どういうこと?こいつが私たちの国を簡単に潰せるって、だってあんなに弱かったのよ、人質を取るような陰気臭いやつがそんな実力を?だけど師匠の話だとそれなりに手ごわかったらしいからありえるのかも
私はどれが正確な情報かつかめずますます混乱してしまう。
「あなたは状況を分かっているのですか。今のあなたには頼りになる『勇者』と『魔道王』それに『聖女』はいません。それに加えあなたが余計な事すればブラド王たちを一瞬で殺せるのですよ」
そうだ。いくらティファとはいえ私たちが人質になったこの状況ではソラティスを攻撃することはできない。
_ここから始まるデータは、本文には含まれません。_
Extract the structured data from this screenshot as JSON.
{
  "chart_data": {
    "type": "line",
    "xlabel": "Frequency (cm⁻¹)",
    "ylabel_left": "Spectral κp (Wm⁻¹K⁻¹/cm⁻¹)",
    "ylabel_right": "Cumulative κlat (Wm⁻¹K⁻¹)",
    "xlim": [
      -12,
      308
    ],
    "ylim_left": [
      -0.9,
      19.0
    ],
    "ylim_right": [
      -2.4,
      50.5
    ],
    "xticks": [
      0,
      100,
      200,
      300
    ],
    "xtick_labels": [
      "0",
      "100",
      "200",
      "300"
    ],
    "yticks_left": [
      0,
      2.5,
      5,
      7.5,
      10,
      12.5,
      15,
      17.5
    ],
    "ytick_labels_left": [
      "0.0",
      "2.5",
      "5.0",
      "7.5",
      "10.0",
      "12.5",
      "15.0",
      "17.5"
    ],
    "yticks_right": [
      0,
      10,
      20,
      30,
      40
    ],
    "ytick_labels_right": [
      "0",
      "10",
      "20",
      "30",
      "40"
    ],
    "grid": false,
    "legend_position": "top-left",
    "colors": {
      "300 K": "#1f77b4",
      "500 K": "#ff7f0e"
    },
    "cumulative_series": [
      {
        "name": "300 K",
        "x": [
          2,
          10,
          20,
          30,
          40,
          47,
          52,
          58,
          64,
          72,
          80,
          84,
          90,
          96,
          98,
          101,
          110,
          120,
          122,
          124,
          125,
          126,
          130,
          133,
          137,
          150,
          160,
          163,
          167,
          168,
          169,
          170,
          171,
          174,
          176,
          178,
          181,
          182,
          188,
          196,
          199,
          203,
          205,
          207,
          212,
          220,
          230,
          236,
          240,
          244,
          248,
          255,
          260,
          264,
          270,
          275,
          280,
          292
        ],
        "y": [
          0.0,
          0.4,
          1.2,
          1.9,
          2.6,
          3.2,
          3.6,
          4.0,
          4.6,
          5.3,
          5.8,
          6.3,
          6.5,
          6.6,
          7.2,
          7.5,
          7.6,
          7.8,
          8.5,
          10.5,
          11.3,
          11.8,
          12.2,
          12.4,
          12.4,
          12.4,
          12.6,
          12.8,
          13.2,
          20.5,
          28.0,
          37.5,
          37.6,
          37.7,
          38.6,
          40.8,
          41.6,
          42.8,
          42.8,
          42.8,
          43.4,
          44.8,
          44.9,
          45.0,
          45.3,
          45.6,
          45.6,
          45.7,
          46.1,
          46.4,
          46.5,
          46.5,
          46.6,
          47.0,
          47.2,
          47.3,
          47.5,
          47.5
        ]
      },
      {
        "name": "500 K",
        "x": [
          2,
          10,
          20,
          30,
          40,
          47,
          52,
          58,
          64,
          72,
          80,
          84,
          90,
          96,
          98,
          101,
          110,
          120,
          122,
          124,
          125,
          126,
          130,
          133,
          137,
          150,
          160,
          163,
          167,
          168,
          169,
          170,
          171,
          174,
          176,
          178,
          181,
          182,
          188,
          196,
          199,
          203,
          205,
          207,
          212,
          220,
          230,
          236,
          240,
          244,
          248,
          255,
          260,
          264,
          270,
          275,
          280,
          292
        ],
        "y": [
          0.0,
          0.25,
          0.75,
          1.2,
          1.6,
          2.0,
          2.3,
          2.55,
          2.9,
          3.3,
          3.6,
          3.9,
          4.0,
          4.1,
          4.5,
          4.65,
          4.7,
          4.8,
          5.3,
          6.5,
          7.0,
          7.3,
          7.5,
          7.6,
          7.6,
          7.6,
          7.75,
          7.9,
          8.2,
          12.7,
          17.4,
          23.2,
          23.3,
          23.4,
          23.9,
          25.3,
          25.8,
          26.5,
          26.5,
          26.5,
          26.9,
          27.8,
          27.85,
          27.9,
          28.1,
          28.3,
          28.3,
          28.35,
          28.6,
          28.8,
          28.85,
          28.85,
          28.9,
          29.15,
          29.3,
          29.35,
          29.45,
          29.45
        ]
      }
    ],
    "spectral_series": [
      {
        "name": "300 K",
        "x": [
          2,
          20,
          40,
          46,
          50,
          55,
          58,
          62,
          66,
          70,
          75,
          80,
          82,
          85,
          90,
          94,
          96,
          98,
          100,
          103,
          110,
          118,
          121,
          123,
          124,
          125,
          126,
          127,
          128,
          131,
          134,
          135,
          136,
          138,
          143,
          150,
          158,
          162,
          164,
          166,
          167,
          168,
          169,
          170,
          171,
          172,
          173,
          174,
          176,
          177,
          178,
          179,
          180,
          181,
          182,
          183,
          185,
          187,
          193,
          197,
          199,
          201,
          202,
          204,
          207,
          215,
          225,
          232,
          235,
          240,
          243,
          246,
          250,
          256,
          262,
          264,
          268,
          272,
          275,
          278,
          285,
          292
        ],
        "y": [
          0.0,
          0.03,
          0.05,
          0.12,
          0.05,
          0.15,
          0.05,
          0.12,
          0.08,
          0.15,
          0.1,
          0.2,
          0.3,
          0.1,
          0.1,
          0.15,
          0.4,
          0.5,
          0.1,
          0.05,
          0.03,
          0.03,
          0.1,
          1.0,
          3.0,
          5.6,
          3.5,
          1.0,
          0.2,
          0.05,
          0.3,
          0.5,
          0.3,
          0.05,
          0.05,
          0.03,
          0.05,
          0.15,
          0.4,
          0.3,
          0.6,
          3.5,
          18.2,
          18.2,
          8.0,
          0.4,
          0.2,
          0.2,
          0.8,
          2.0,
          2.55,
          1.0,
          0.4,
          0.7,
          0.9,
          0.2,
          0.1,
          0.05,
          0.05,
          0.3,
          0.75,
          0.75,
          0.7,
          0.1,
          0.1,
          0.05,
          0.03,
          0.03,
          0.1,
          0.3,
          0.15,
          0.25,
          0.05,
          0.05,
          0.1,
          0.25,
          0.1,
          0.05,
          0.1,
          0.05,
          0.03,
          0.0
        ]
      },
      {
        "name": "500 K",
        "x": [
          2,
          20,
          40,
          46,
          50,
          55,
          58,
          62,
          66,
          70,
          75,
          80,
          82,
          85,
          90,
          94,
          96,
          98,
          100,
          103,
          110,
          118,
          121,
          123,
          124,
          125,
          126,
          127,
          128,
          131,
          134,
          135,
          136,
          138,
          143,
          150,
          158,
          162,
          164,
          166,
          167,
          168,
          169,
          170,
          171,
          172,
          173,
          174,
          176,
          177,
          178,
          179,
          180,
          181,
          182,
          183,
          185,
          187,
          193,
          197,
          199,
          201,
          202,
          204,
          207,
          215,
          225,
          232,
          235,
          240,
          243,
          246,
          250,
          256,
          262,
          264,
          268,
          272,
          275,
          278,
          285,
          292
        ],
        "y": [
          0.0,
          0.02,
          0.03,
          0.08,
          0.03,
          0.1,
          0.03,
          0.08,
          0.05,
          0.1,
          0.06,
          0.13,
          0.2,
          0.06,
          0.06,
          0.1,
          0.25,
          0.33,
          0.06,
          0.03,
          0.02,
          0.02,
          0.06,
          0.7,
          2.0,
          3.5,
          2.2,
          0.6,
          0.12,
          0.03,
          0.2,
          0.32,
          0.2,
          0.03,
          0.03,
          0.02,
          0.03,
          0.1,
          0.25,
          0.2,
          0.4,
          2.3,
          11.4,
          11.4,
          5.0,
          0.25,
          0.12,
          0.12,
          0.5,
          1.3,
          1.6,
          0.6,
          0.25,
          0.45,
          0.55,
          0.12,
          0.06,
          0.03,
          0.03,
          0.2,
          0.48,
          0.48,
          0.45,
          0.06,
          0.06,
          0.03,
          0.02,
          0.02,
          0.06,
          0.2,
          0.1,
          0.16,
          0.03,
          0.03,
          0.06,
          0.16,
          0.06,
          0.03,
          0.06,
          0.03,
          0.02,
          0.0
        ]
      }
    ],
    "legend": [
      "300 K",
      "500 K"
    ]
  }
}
「ふふ、その様子だと弱ってるあげくに頼りになる部下たちもいないみたいね」
「……黙れ」
ティファがおちょくるように言うと初めてソラティスが心の内に秘めていたその表情を見せた。
私の体が少しだけ震えた。私は魔神大戦に参加してないから『魔王軍』のことを詳しくは知らない。だけど今ので、やっと何故300年前『魔王軍』が恐れられていたのかやっと理解することができた。ソラティスは本物だ。あの伝説に出てくる恐怖の魔王軍の幹部だ。
ティファの後ろにいるリーゼも私と同じように少し震えていた。
そんな中ティファだけは特に身構えることなく平然としてる。
「図星みたいね」
「300年前と同じような力を取り戻せれば、お前などすぐに呪い殺してくれるわ」
「怖い怖い、だけどそれは無理ね」
ティファがわざとらしく震えた。演技だけはうまいんだよね。
ばっさりと否定されたソラティスの表情に疑問が浮かぶ。
「何?」
「だって、あなたはもうここで倒されるんだから」
そう言った途端、国中から優しい魔力を感じ取ることができた。
この魔力を私は知っている。忘れるはずもないこの暖かい魔力、私が待ち望んでいた人。
「ティーネ、もう大丈夫だよ」
何度も聞いた安心する声。
思い出の中で優しく声を発するその黒髪の青年は、私の目の前へと現れてくれた。